Los datos analizados sobre los 140 adjudicatarios, junto a la veintena de personas que abandonaron la cooperativa antes de formalizar la compra, revelan conexiones entre familiares directos, parejas, hijos de altos cargos públicos, empleados municipales y personas vinculadas al entorno político del Partido Popular en Alicante. En varios casos, además, se repiten apellidos y círculos de amistad o afinidad profesional que ya habían coincidido previamente en administraciones públicas o estructuras orgánicas vinculadas al poder local.
La polémica estalló tras conocerse que entre los beneficiarios figuraban la entonces concejala de Urbanismo de Alicante, Rocío Gómez, familiares de la exdirectora general María Pérez-Hickman, así como personas relacionadas con cargos de confianza del anterior equipo de gobierno municipal. Las revelaciones provocaron dimisiones en distintas áreas institucionales y derivaron en una investigación judicial por posibles delitos de prevaricación, tráfico de influencias, fraude y uso de información privilegiada.
La jueza instructora ya ha citado como investigadas a quince personas, entre ellas antiguos responsables políticos, técnicos municipales y responsables de la cooperativa promotora del residencial.

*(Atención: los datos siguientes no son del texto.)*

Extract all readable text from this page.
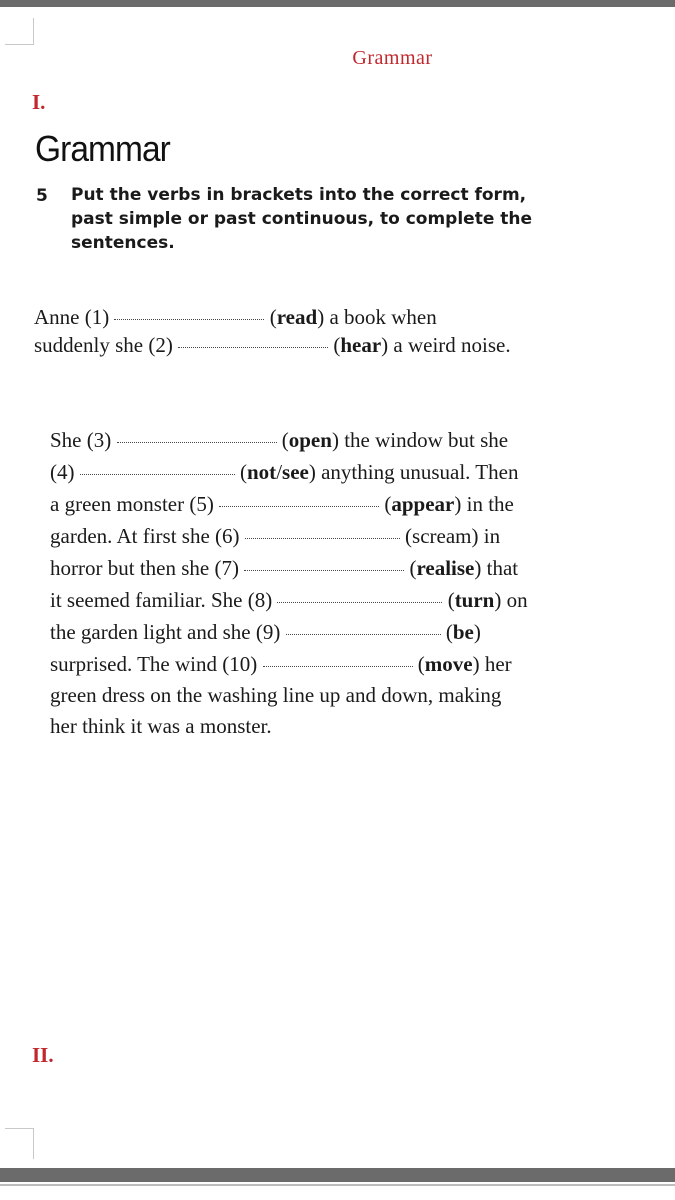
Grammar
I.
Grammar
5 Put the verbs in brackets into the correct form, past simple or past continuous, to complete the sentences.
Anne (1)	(read) a book when
suddenly she (2)	(hear) a weird noise.
She (3)	(open) the window but she
(4)	(not/see) anything unusual. Then
a green monster (5)	(appear) in the
garden. At first she (6)	(scream) in
horror but then she (7)	(realise) that
it seemed familiar. She (8)	(turn) on
the garden light and she (9)	(be)
surprised. The wind (10)	(move) her
green dress on the washing line up and down, making
her think it was a monster.
II.
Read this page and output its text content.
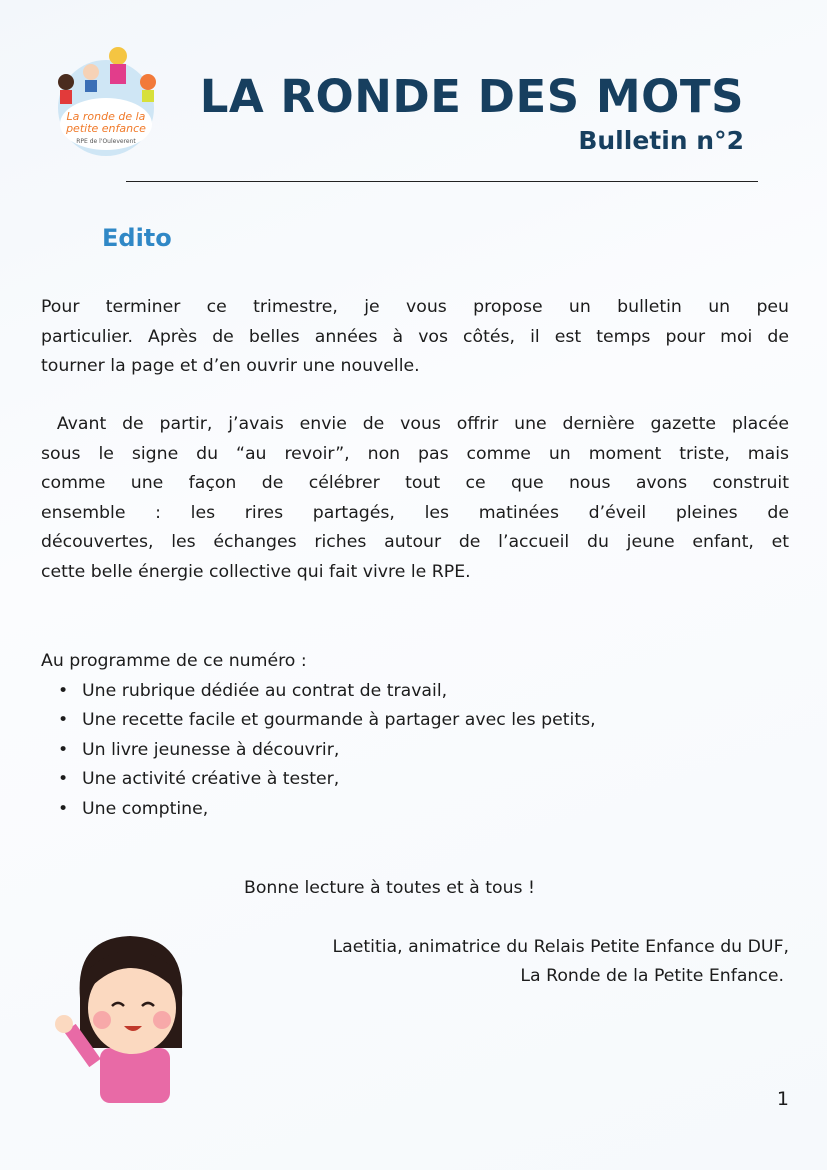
La ronde de la
petite enfance
RPE de l'Ouleverent
LA RONDE DES MOTS
Bulletin n°2
Edito
Pour terminer ce trimestre, je vous propose un bulletin un peu
particulier. Après de belles années à vos côtés, il est temps pour moi de
tourner la page et d’en ouvrir une nouvelle.
Avant de partir, j’avais envie de vous offrir une dernière gazette placée
sous le signe du “au revoir”, non pas comme un moment triste, mais
comme une façon de célébrer tout ce que nous avons construit
ensemble : les rires partagés, les matinées d’éveil pleines de
découvertes, les échanges riches autour de l’accueil du jeune enfant, et
cette belle énergie collective qui fait vivre le RPE.
Au programme de ce numéro :
• Une rubrique dédiée au contrat de travail,
• Une recette facile et gourmande à partager avec les petits,
• Un livre jeunesse à découvrir,
• Une activité créative à tester,
• Une comptine,
Bonne lecture à toutes et à tous !
Laetitia, animatrice du Relais Petite Enfance du DUF,
La Ronde de la Petite Enfance.
1
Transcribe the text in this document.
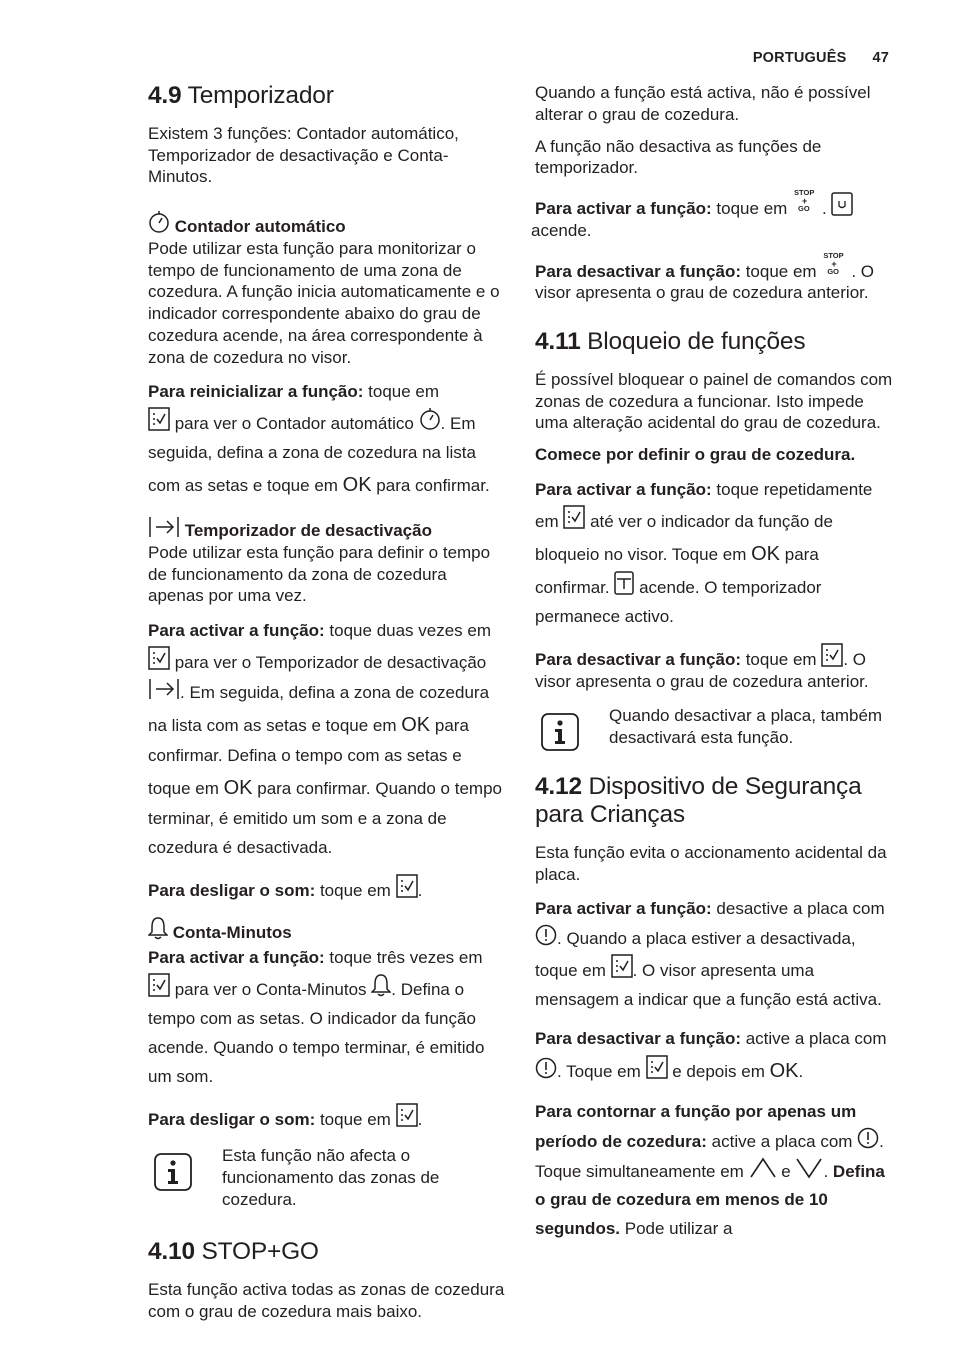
PORTUGUÊS 47
4.9 Temporizador

Existem 3 funções: Contador automático, Temporizador de desactivação e Conta-Minutos.

Contador automático
Pode utilizar esta função para monitorizar o tempo de funcionamento de uma zona de cozedura. A função inicia automaticamente e o indicador correspondente abaixo do grau de cozedura acende, na área correspondente à zona de cozedura no visor.

Para reinicializar a função: toque em

para ver o Contador automático
. Em seguida, defina a zona de cozedura na lista com as setas e toque em OK para confirmar.

Temporizador de desactivação
Pode utilizar esta função para definir o tempo de funcionamento da zona de cozedura apenas por uma vez.

Para activar a função: toque duas vezes em
para ver o Temporizador de desactivação
. Em seguida, defina a zona de cozedura na lista com as setas e toque em OK para confirmar. Defina o tempo com as setas e toque em OK para confirmar. Quando o tempo terminar, é emitido um som e a zona de cozedura é desactivada.

Para desligar o som: toque em
.

Conta-Minutos

Para activar a função: toque três vezes em
para ver o Conta-Minutos
. Defina o tempo com as setas. O indicador da função acende. Quando o tempo terminar, é emitido um som.

Para desligar o som: toque em
.

Esta função não afecta o funcionamento das zonas de cozedura.

4.10 STOP+GO

Esta função activa todas as zonas de cozedura com o grau de cozedura mais baixo.

Quando a função está activa, não é possível alterar o grau de cozedura.

A função não desactiva as funções de temporizador.

Para activar a função: toque em
STOP
+
GO .

acende.

Para desactivar a função: toque em
STOP
+
GO . O visor apresenta o grau de cozedura anterior.

4.11 Bloqueio de funções

É possível bloquear o painel de comandos com zonas de cozedura a funcionar. Isto impede uma alteração acidental do grau de cozedura.

Comece por definir o grau de cozedura.

Para activar a função: toque repetidamente em
até ver o indicador da função de bloqueio no visor. Toque em OK para confirmar.
acende. O temporizador permanece activo.

Para desactivar a função: toque em
. O visor apresenta o grau de cozedura anterior.

Quando desactivar a placa, também desactivará esta função.

4.12 Dispositivo de Segurança para Crianças

Esta função evita o accionamento acidental da placa.

Para activar a função: desactive a placa com
. Quando a placa estiver a desactivada, toque em
. O visor apresenta uma mensagem a indicar que a função está activa.

Para desactivar a função: active a placa com
. Toque em
e depois em OK.

Para contornar a função por apenas um período de cozedura: active a placa com
. Toque simultaneamente em
e
. Defina o grau de cozedura em menos de 10 segundos. Pode utilizar a
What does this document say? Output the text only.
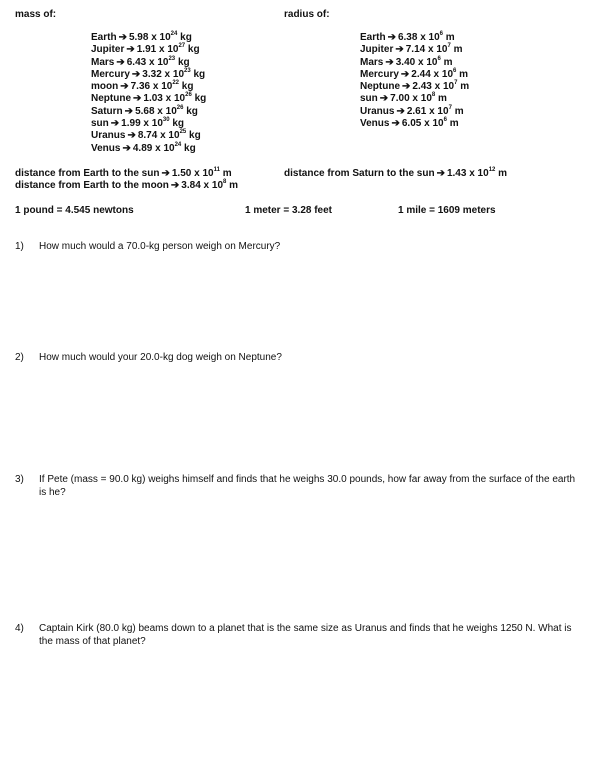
mass of:	radius of:
Earth ➔ 5.98 x $10^{24}$ kg
Jupiter ➔ 1.91 x $10^{27}$ kg
Mars ➔ 6.43 x $10^{23}$ kg
Mercury ➔ 3.32 x $10^{23}$ kg
moon ➔ 7.36 x $10^{22}$ kg
Neptune ➔ 1.03 x $10^{26}$ kg
Saturn ➔ 5.68 x $10^{26}$ kg
sun ➔ 1.99 x $10^{30}$ kg
Uranus ➔ 8.74 x $10^{25}$ kg
Venus ➔ 4.89 x $10^{24}$ kg
Earth ➔ 6.38 x $10^6$ m
Jupiter ➔ 7.14 x $10^7$ m
Mars ➔ 3.40 x $10^6$ m
Mercury ➔ 2.44 x $10^6$ m
Neptune ➔ 2.43 x $10^7$ m
sun ➔ 7.00 x $10^8$ m
Uranus ➔ 2.61 x $10^7$ m
Venus ➔ 6.05 x $10^6$ m
distance from Earth to the sun ➔ 1.50 x $10^{11}$ m
distance from Earth to the moon ➔ 3.84 x $10^8$ m
distance from Saturn to the sun ➔ 1.43 x $10^{12}$ m
1 pound = 4.545 newtons	1 meter = 3.28 feet	1 mile = 1609 meters
1) How much would a 70.0-kg person weigh on Mercury?
2) How much would your 20.0-kg dog weigh on Neptune?
3) If Pete (mass = 90.0 kg) weighs himself and finds that he weighs 30.0 pounds, how far away from the surface of the earth is he?
4) Captain Kirk (80.0 kg) beams down to a planet that is the same size as Uranus and finds that he weighs 1250 N. What is the mass of that planet?
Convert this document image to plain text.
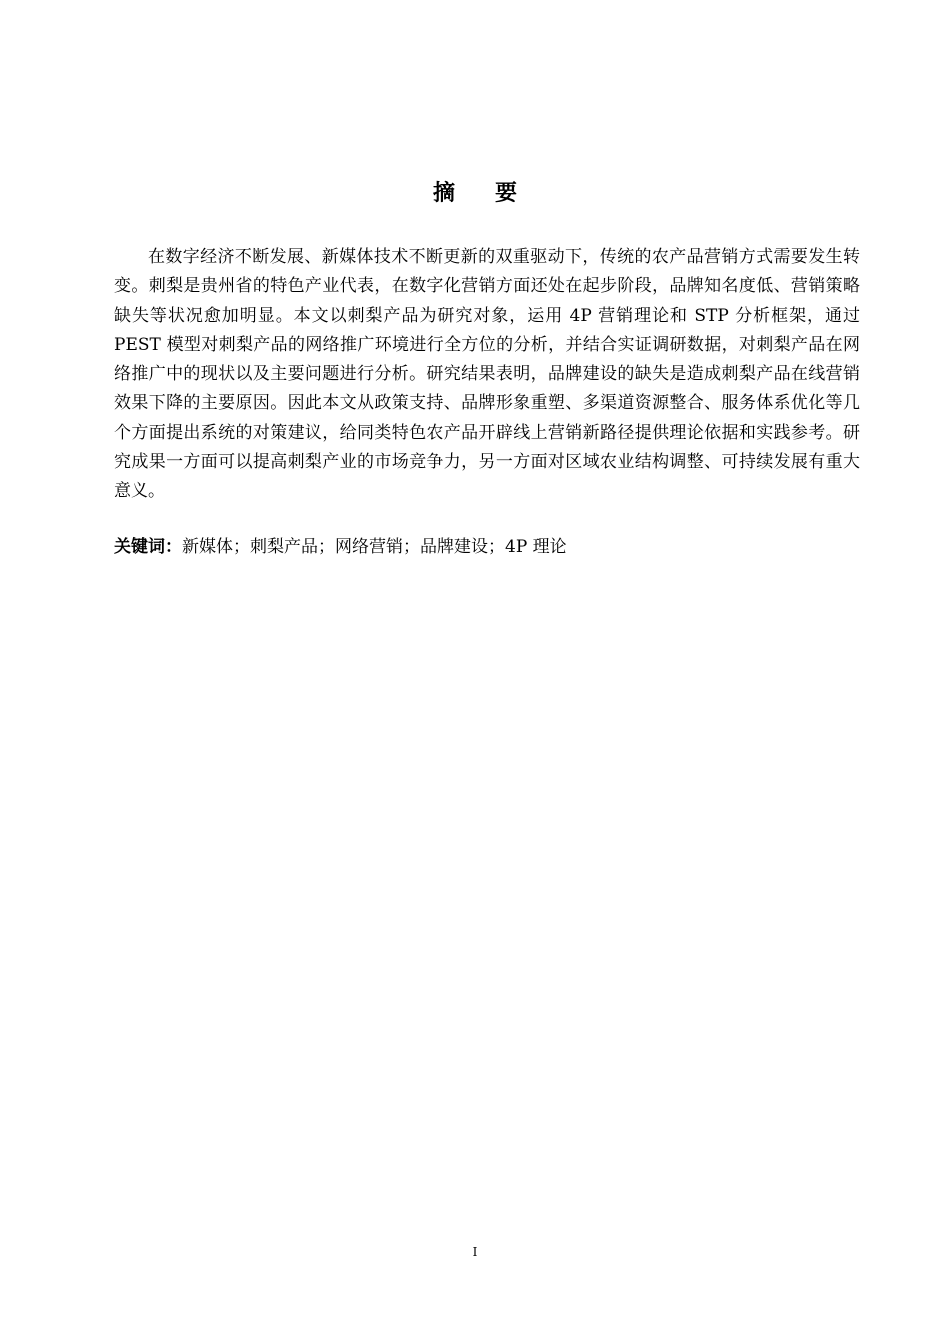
摘要

在数字经济不断发展、新媒体技术不断更新的双重驱动下，传统的农产品营销方式需要发生转变。刺梨是贵州省的特色产业代表，在数字化营销方面还处在起步阶段，品牌知名度低、营销策略缺失等状况愈加明显。本文以刺梨产品为研究对象，运用 4P 营销理论和 STP 分析框架，通过 PEST 模型对刺梨产品的网络推广环境进行全方位的分析，并结合实证调研数据，对刺梨产品在网络推广中的现状以及主要问题进行分析。研究结果表明，品牌建设的缺失是造成刺梨产品在线营销效果下降的主要原因。因此本文从政策支持、品牌形象重塑、多渠道资源整合、服务体系优化等几个方面提出系统的对策建议，给同类特色农产品开辟线上营销新路径提供理论依据和实践参考。研究成果一方面可以提高刺梨产业的市场竞争力，另一方面对区域农业结构调整、可持续发展有重大意义。

关键词：新媒体；刺梨产品；网络营销；品牌建设；4P 理论

I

La magistrada trata de esclarecer si existió trato de favor en el acceso a unas viviendas protegidas destinadas, en teoría, a familias con ingresos limitados.
Paralelamente, los informes remitidos por la Conselleria de Vivienda al juzgado apuntan a posibles incumplimientos en varios expedientes. Según la documentación aportada, al menos seis adjudicaciones no cumplirían los requisitos exigidos para acceder a viviendas de protección pública, principalmente por superar los límites de ingresos o patrimonio establecidos por la normativa.
Otro de los elementos que ha alimentado la controversia son las anomalías detectadas en el uso efectivo de las viviendas. Un informe municipal señaló que 46 de los 140 pisos carecían de personas empadronadas, pese a tratarse de inmuebles protegidos destinados a residencia habitual. También se detectaron adjudicatarios muy jóvenes, algunos de entre 18 y 24 años, circunstancia que ha generado dudas sobre cuándo y cómo accedieron a la cooperativa.
La oposición política sostiene que el listado completo de propietarios evidencia la existencia de “lugares comunes” dentro de la promoción: familiares que obtuvieron varias viviendas, parejas que accedieron simultáneamente a pisos contiguos y personas vinculadas profesionalmente entre sí. Mientras tanto, desde el gobierno local se insiste en que el Ayuntamiento únicamente participó en la venta del suelo y la concesión urbanística, defendiendo que la adjudicación correspondía a la cooperativa promotora.
El caso continúa avanzando tanto en sede judicial como política. La Generalitat Valenciana ha solicitado incluso personarse como acusación particular y parte perjudicada en la causa, en un movimiento que evidencia la magnitud institucional alcanzada por el escándalo.